MJ: I think that while students may be graduating within the next couple of years, they will always be alumni, and what happens on this campus in the future will always reflect on the Western degree. When you go out to get a job in the future and you have a Western degree, it’s the students that are there now that reflect what that represents. You want to make sure you’re leaving Western better than you found it, whether you’re here or not.
ASR: What did you learn from students at your talk times?
MJ: There is a disconnect between students and Academic Advising and the GUR system. There also could be strides made to the graduation process. Students are incredibly passionate about sustainability in both the care of the Outback Farm and with sustainable foods on campus.

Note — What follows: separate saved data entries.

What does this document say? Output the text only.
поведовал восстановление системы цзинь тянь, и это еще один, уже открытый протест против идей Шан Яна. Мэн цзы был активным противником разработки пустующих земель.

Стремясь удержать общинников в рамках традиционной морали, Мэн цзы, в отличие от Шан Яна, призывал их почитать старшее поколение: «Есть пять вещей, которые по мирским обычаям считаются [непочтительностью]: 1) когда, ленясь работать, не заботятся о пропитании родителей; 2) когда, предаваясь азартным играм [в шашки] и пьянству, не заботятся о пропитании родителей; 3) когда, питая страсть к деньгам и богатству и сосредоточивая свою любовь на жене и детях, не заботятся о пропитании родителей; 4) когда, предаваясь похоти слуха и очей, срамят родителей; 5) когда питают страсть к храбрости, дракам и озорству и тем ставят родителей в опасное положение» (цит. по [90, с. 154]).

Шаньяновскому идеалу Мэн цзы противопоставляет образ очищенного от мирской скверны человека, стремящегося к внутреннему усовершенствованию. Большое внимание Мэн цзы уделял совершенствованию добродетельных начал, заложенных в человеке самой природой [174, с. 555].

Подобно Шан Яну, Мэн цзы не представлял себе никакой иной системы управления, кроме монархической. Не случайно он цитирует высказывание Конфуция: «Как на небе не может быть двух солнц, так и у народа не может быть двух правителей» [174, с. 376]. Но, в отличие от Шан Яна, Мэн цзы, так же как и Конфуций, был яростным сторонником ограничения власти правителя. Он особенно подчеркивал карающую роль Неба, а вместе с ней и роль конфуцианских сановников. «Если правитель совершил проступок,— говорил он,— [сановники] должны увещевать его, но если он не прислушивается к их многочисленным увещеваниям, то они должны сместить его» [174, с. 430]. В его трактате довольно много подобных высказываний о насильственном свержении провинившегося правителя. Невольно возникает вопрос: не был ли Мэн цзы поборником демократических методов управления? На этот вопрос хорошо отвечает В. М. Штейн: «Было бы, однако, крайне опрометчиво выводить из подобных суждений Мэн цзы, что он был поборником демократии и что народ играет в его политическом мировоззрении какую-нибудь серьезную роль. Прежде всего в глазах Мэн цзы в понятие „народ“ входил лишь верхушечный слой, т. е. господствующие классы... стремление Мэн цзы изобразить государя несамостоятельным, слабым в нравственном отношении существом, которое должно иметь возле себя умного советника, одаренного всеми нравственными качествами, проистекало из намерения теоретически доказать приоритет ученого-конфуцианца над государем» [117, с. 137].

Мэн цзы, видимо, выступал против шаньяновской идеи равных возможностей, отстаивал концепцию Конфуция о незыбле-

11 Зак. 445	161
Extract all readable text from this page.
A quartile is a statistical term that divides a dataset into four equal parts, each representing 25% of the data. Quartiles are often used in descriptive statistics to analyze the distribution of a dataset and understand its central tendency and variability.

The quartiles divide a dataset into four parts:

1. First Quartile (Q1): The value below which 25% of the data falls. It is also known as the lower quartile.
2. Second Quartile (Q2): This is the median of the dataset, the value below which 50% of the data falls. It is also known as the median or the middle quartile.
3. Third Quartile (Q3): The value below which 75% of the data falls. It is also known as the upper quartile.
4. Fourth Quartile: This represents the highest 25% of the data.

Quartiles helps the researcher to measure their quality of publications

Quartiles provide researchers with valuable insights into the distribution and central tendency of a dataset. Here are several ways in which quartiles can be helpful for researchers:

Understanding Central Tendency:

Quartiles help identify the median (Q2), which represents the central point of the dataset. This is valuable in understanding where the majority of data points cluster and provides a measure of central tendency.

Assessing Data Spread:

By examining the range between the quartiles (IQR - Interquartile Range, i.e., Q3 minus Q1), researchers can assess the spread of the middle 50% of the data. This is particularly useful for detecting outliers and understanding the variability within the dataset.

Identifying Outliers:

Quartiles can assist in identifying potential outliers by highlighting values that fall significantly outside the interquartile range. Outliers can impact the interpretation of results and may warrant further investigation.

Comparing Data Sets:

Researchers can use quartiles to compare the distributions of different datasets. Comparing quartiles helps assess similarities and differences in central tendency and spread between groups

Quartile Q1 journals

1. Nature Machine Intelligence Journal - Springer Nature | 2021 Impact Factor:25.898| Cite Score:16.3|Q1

And graduate students face different problems with health care and assistantships.
ASR: What do you plan to do with the information that you gathered?
MJ: I’ve been setting up meetings with people to deal with a lot of the things that students brought up. Some of the them are quick fixes and others … will take a while to get the ball rolling, but it’s something I’m starting now while it’s fresh in my mind. I’m also going to be doing a presentation to the President’s Cabinet on all of my findings. … In the next couple weeks, I plan on going into the Residence Halls at the hall councils to talk to them as well.
While the Talk Times have concluded, Jarrell stresses that he is still accessible.
“No matter what day it is in the year, I would really like to hear their [students’] ideas and concerns and comments about the university so that I can better serve them,” Jarrell said.